La Turquie, un pivot stratégique entre Europe et Moyen-Orient, traverse une phase économique tumultueuse, marquée par des soubresauts politiques, des mesures monétaires strictes et des mutations structurelles. Le rapport printanier 2025 de la Commission européenne dresse un portrait contrasté de son économie, mêlant lueurs d’espoir et zones d’ombre persistantes.
Désinflation en progrès, mais vulnérabilités à l’horizon
Un vent d’optimisme souffle avec le repli de l’inflation à 37,9 % en avril 2025, son niveau le plus bas depuis fin 2021, après un pic étouffant à 75 % mi-2024. Ce recul s’explique par le coup de frein monétaire de la Banque centrale, qui a surpris en portant son taux directeur à 46 % en mars, en réaction à l’instabilité post-crise politique. Mais l’équilibre reste précaire : un gel printanier a ravagé les cultures, laissant planer le spectre d’une explosion des prix alimentaires. Si la tendance à la baisse devrait se poursuivre, les experts anticipent une inflation à deux chiffres jusqu’en 2026.

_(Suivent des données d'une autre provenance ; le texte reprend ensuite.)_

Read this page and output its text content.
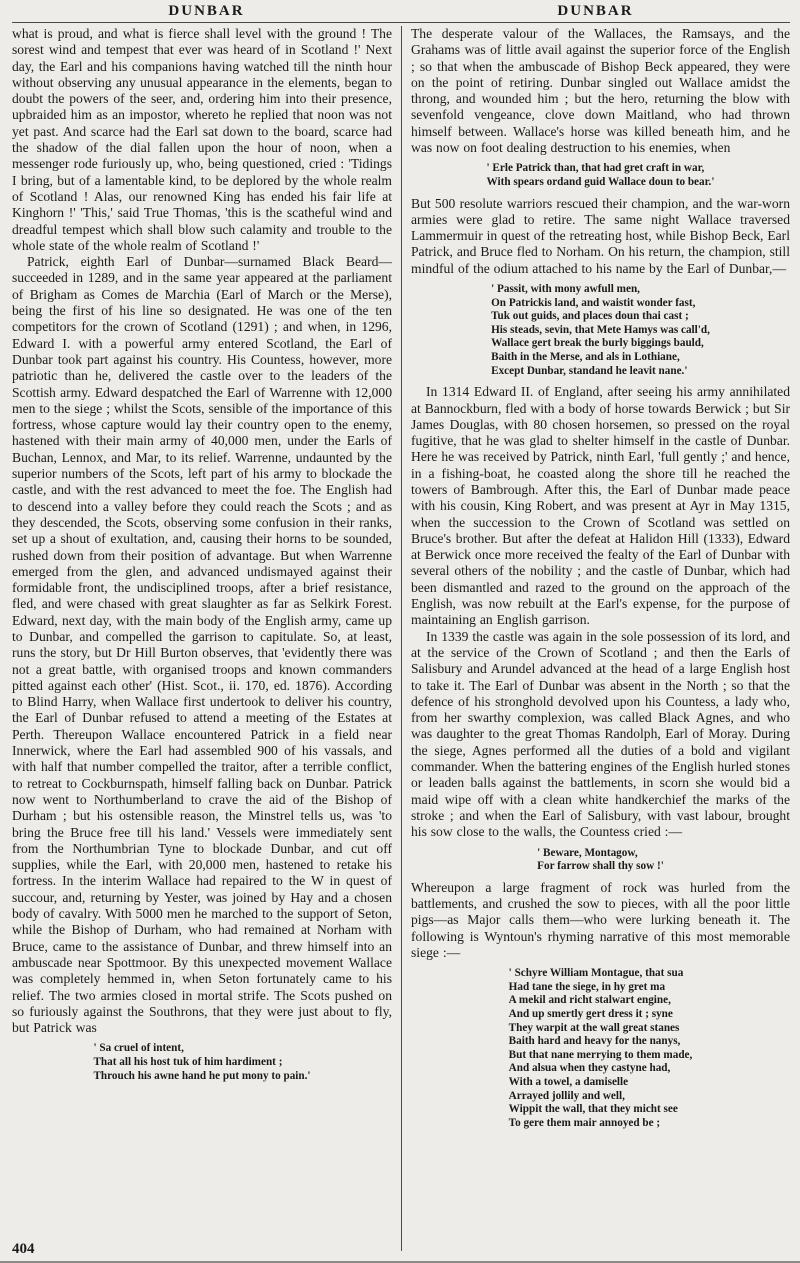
DUNBAR	DUNBAR

what is proud, and what is fierce shall level with the ground ! The sorest wind and tempest that ever was heard of in Scotland !' Next day, the Earl and his companions having watched till the ninth hour without observing any unusual appearance in the elements, began to doubt the powers of the seer, and, ordering him into their presence, upbraided him as an impostor, whereto he replied that noon was not yet past. And scarce had the Earl sat down to the board, scarce had the shadow of the dial fallen upon the hour of noon, when a messenger rode furiously up, who, being questioned, cried : 'Tidings I bring, but of a lamentable kind, to be deplored by the whole realm of Scotland ! Alas, our renowned King has ended his fair life at Kinghorn !' 'This,' said True Thomas, 'this is the scatheful wind and dreadful tempest which shall blow such calamity and trouble to the whole state of the whole realm of Scotland !'

Patrick, eighth Earl of Dunbar—surnamed Black Beard—succeeded in 1289, and in the same year appeared at the parliament of Brigham as Comes de Marchia (Earl of March or the Merse), being the first of his line so designated. He was one of the ten competitors for the crown of Scotland (1291) ; and when, in 1296, Edward I. with a powerful army entered Scotland, the Earl of Dunbar took part against his country. His Countess, however, more patriotic than he, delivered the castle over to the leaders of the Scottish army. Edward despatched the Earl of Warrenne with 12,000 men to the siege ; whilst the Scots, sensible of the importance of this fortress, whose capture would lay their country open to the enemy, hastened with their main army of 40,000 men, under the Earls of Buchan, Lennox, and Mar, to its relief. Warrenne, undaunted by the superior numbers of the Scots, left part of his army to blockade the castle, and with the rest advanced to meet the foe. The English had to descend into a valley before they could reach the Scots ; and as they descended, the Scots, observing some confusion in their ranks, set up a shout of exultation, and, causing their horns to be sounded, rushed down from their position of advantage. But when Warrenne emerged from the glen, and advanced undismayed against their formidable front, the undisciplined troops, after a brief resistance, fled, and were chased with great slaughter as far as Selkirk Forest. Edward, next day, with the main body of the English army, came up to Dunbar, and compelled the garrison to capitulate. So, at least, runs the story, but Dr Hill Burton observes, that 'evidently there was not a great battle, with organised troops and known commanders pitted against each other' (Hist. Scot., ii. 170, ed. 1876). According to Blind Harry, when Wallace first undertook to deliver his country, the Earl of Dunbar refused to attend a meeting of the Estates at Perth. Thereupon Wallace encountered Patrick in a field near Innerwick, where the Earl had assembled 900 of his vassals, and with half that number compelled the traitor, after a terrible conflict, to retreat to Cockburnspath, himself falling back on Dunbar. Patrick now went to Northumberland to crave the aid of the Bishop of Durham ; but his ostensible reason, the Minstrel tells us, was 'to bring the Bruce free till his land.' Vessels were immediately sent from the Northumbrian Tyne to blockade Dunbar, and cut off supplies, while the Earl, with 20,000 men, hastened to retake his fortress. In the interim Wallace had repaired to the W in quest of succour, and, returning by Yester, was joined by Hay and a chosen body of cavalry. With 5000 men he marched to the support of Seton, while the Bishop of Durham, who had remained at Norham with Bruce, came to the assistance of Dunbar, and threw himself into an ambuscade near Spottmoor. By this unexpected movement Wallace was completely hemmed in, when Seton fortunately came to his relief. The two armies closed in mortal strife. The Scots pushed on so furiously against the Southrons, that they were just about to fly, but Patrick was

' Sa cruel of intent,
That all his host tuk of him hardiment ;
Throuch his awne hand he put mony to pain.'

The desperate valour of the Wallaces, the Ramsays, and the Grahams was of little avail against the superior force of the English ; so that when the ambuscade of Bishop Beck appeared, they were on the point of retiring. Dunbar singled out Wallace amidst the throng, and wounded him ; but the hero, returning the blow with sevenfold vengeance, clove down Maitland, who had thrown himself between. Wallace's horse was killed beneath him, and he was now on foot dealing destruction to his enemies, when

' Erle Patrick than, that had gret craft in war,
With spears ordand guid Wallace doun to bear.'

But 500 resolute warriors rescued their champion, and the war-worn armies were glad to retire. The same night Wallace traversed Lammermuir in quest of the retreating host, while Bishop Beck, Earl Patrick, and Bruce fled to Norham. On his return, the champion, still mindful of the odium attached to his name by the Earl of Dunbar,—

' Passit, with mony awfull men,
On Patrickis land, and waistit wonder fast,
Tuk out guids, and places doun thai cast ;
His steads, sevin, that Mete Hamys was call'd,
Wallace gert break the burly biggings bauld,
Baith in the Merse, and als in Lothiane,
Except Dunbar, standand he leavit nane.'

In 1314 Edward II. of England, after seeing his army annihilated at Bannockburn, fled with a body of horse towards Berwick ; but Sir James Douglas, with 80 chosen horsemen, so pressed on the royal fugitive, that he was glad to shelter himself in the castle of Dunbar. Here he was received by Patrick, ninth Earl, 'full gently ;' and hence, in a fishing-boat, he coasted along the shore till he reached the towers of Bambrough. After this, the Earl of Dunbar made peace with his cousin, King Robert, and was present at Ayr in May 1315, when the succession to the Crown of Scotland was settled on Bruce's brother. But after the defeat at Halidon Hill (1333), Edward at Berwick once more received the fealty of the Earl of Dunbar with several others of the nobility ; and the castle of Dunbar, which had been dismantled and razed to the ground on the approach of the English, was now rebuilt at the Earl's expense, for the purpose of maintaining an English garrison.

In 1339 the castle was again in the sole possession of its lord, and at the service of the Crown of Scotland ; and then the Earls of Salisbury and Arundel advanced at the head of a large English host to take it. The Earl of Dunbar was absent in the North ; so that the defence of his stronghold devolved upon his Countess, a lady who, from her swarthy complexion, was called Black Agnes, and who was daughter to the great Thomas Randolph, Earl of Moray. During the siege, Agnes performed all the duties of a bold and vigilant commander. When the battering engines of the English hurled stones or leaden balls against the battlements, in scorn she would bid a maid wipe off with a clean white handkerchief the marks of the stroke ; and when the Earl of Salisbury, with vast labour, brought his sow close to the walls, the Countess cried :—

' Beware, Montagow,
For farrow shall thy sow !'

Whereupon a large fragment of rock was hurled from the battlements, and crushed the sow to pieces, with all the poor little pigs—as Major calls them—who were lurking beneath it. The following is Wyntoun's rhyming narrative of this most memorable siege :—

' Schyre William Montague, that sua
Had tane the siege, in hy gret ma
A mekil and richt stalwart engine,
And up smertly gert dress it ; syne
They warpit at the wall great stanes
Baith hard and heavy for the nanys,
But that nane merrying to them made,
And alsua when they castyne had,
With a towel, a damiselle
Arrayed jollily and well,
Wippit the wall, that they micht see
To gere them mair annoyed be ;
404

Croissance en berne, tensions politiques en cause
L’économie turque marque le pas, avec une croissance attendue à 2,8 % en 2025 avant un rebond à 3,5 % en 2026. Ce ralentissement reflète l’impact des mesures anti-inflationistes sur la consommation, mais aussi les remous politiques, comme l’arrestation du maire d’Istanbul Ekrem Imamoğlu, ébranlant la confiance des investisseurs. L’industrie et les services perdent du terrain, tandis que l’agriculture et le BTP résistent. Les ménages, quant à eux, consomment avec prudence, malgré une légère amélioration de leur pouvoir d’achat.

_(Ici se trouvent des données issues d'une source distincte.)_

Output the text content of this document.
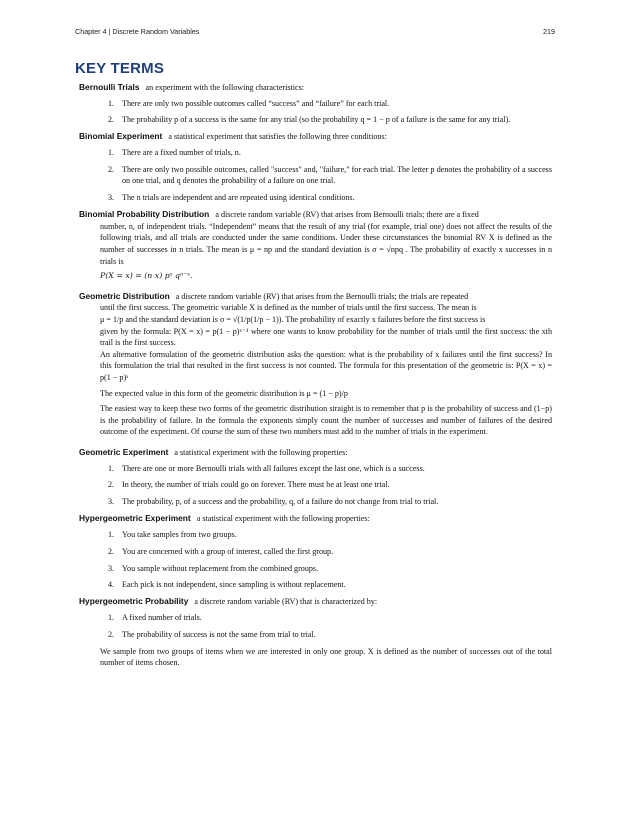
Chapter 4 | Discrete Random Variables	219
KEY TERMS

Bernoulli Trials an experiment with the following characteristics:

1. There are only two possible outcomes called “success” and “failure” for each trial.
2. The probability p of a success is the same for any trial (so the probability q = 1 − p of a failure is the same for any trial).

Binomial Experiment a statistical experiment that satisfies the following three conditions:

1. There are a fixed number of trials, n.
2. There are only two possible outcomes, called "success" and, "failure," for each trial. The letter p denotes the probability of a success on one trial, and q denotes the probability of a failure on one trial.
3. The n trials are independent and are repeated using identical conditions.

Binomial Probability Distribution a discrete random variable (RV) that arises from Bernoulli trials; there are a fixed

number, n, of independent trials. “Independent” means that the result of any trial (for example, trial one) does not affect the results of the following trials, and all trials are conducted under the same conditions. Under these circumstances the binomial RV X is defined as the number of successes in n trials. The mean is μ = np and the standard deviation is σ = √npq . The probability of exactly x successes in n trials is

P(X = x) = (n x) pˣ qⁿ⁻ˣ.

Geometric Distribution a discrete random variable (RV) that arises from the Bernoulli trials; the trials are repeated

until the first success. The geometric variable X is defined as the number of trials until the first success. The mean is

μ = 1/p and the standard deviation is σ = √(1/p(1/p − 1)). The probability of exactly x failures before the first success is

given by the formula: P(X = x) = p(1 − p)ˣ⁻¹ where one wants to know probability for the number of trials until the first success: the xth trail is the first success.

An alternative formulation of the geometric distribution asks the question: what is the probability of x failures until the first success? In this formulation the trial that resulted in the first success is not counted. The formula for this presentation of the geometric is: P(X = x) = p(1 − p)ˣ

The expected value in this form of the geometric distribution is μ = (1 − p)/p

The easiest way to keep these two forms of the geometric distribution straight is to remember that p is the probability of success and (1−p) is the probability of failure. In the formula the exponents simply count the number of successes and number of failures of the desired outcome of the experiment. Of course the sum of these two numbers must add to the number of trials in the experiment.

Geometric Experiment a statistical experiment with the following properties:

1. There are one or more Bernoulli trials with all failures except the last one, which is a success.
2. In theory, the number of trials could go on forever. There must be at least one trial.
3. The probability, p, of a success and the probability, q, of a failure do not change from trial to trial.

Hypergeometric Experiment a statistical experiment with the following properties:

1. You take samples from two groups.
2. You are concerned with a group of interest, called the first group.
3. You sample without replacement from the combined groups.
4. Each pick is not independent, since sampling is without replacement.

Hypergeometric Probability a discrete random variable (RV) that is characterized by:

1. A fixed number of trials.
2. The probability of success is not the same from trial to trial.

We sample from two groups of items when we are interested in only one group. X is defined as the number of successes out of the total number of items chosen.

Commerce extérieur : le vent contraire
Autrefois fer de lance, les exportations trébuchent face à la livre turque trop forte et à une demande mondiale atone. Les espoirs liés aux tensions commerciales américaines s’amenuisent. Conséquence : les importations grignotent la contribution positive du commerce extérieur à la croissance. Heureusement, la baisse des coûts énergétiques limite le déficit courant.
Emploi : un mirage trompeur ?
Le chômage, tombé à 7,9 % en mars 2024 (un plancher depuis 2005), masque des failles. La Commission redoute un retournement en 2025, avec un essoufflement des créations d’emplois. Le sous-emploi chronique, s’il freine les salaires et l’inflation, alimente un malaise social latent.
Budget 2025 : le pari de l’austérité
Ankara vise un déficit public à 3,1 % du PIB, contre 4,9 % en 2024, en réduisant les dépenses post-séisme. Mais l’équation budgétaire reste tendue, avec des recettes fiscales moins dynamiques. La dette publique, modérée, reste néanmoins un atout pour rassurer les marchés.
Stabilité en demi-teinte
Si la Turquie affiche une résilience améliorée grâce à des politiques plus cohérentes et des réserves accrues, les écueils abondent : désinflation incomplète, croissance timide, fragilités sociales et géopolitiques. La voie vers une stabilité durable exige rigueur maintenue et gouvernance assainie, dans un contexte où chaque faux pas pourrait raviver les tempêtes.